Не замечая, что тот — про Канта, ибо последнего людям должно знать, Разумовский готовился отпарировать, наблюдая тушение на косе огня с визированием клерком в синем костюме акта «сожи́га» (вслед за чем тот ушёл на яр к «инкассаторской»). Разумовский сказал бы: мир сей, Зосима, глупый начётчик, не перегон за «гроб», в «царство Божие», как считают церковники; нет, сей мир есть единственный, а загробность отсутствует; предстоит изменить сей мир, обработать. Быть в сём миру — долг разума, компетентного разума, каковой Разумовский мнил, отодрав от плоти, встроить в компьютер, чем обеспечить выход рефлексий из уязвимой хлипкой органики в нано-пластик, в кремний и в платину, дабы разуму дать в бессмертие. «Царству Божию» угрожал он новым эдемом в виде особой киберсистемы, что будет вечностью хода мысли ищущего в себе лишь, универсального, разорвавшего с жизнью Логоса. Пусть не будет совсем живых, пусть исчезнет действительность, но идеи, понятия не прейдут вовек. Дважды два есть четыре — даже отсутствуй, кто бы решил так. Разум системно, строго логически обращает реальность от архаичных, грубых пещерных, чуть не аморфных форм в формы тонкие через фильтр законов, что, как безжалостный абразив, скоблят собой биомассу вплоть до потребных разуму качеств — и, в результате, тех абразивных строгих законов скопиться столько, что жизнь соскоблится и сотрётся; жизни не станет. С неких пор человек, по сути, не в состоянии быть в органике, что всегда прихотлива, вздорна, капризна и привередлива. С примитивности (с представлений о боге, знаках, искусстве etc.) возлетевшим к научноcти, мировым осмыслениям, что начнут контролировать каждый нерв в живом, каждый вдох в живом, соответствует лишь реальность тонких энергий, коя и станет новой, нетленной ризой для разума, что решил обессмертиться в плазме, битах, фотонах. И это истинное, не в «боге», Преображение!
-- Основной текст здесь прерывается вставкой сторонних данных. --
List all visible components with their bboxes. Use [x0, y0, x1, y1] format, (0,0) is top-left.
Вот что мнил Разумовский высказать церкви, да и всем людям, кои услышат, через монаха, но не успел сказать, ибо сделалась, — вдруг, как всё здесь, — метаморфоза. «Тронутый Олигарх» шагнул уже, когда Ройцман (тип в чёрной шляпе и в лапсердаке, также при пейсах), кинувшись, из костра взял пачку, с краю горящую. Молодой человек, остриженный, в форме хаки, в чёрных перчатках, деньги те отнял и отшвырнул прочь; зноем от ýглей их понесло вверх; после купюры ссыпались в речку, где затряслись в волнах. Люди бросились в воду. С криком ругательный и бровастый старик помчал вдогон:

— Деньги, суки, не трожь, сказал! Сына деньги — мои!!

Клюкой сплеча он взгрел бабу и, цапнув пару мокрых купюр, свалился. Первым к нему затрусил художник в сером плаще; направились вскоре все, шушукаясь, что дед «дубу даёт, верняк», и позвавшие инока исповедать упавшего.

— Бог? Ты баксы дай, а не бог… — хрипел старик. — С ними я проживу, слышь… — После, вцепившись в рясу монаха, он произнёс: — Бог вправду есть? — и затих, скончавшись.

Инок избавил складки на рясе от цепких пальцев.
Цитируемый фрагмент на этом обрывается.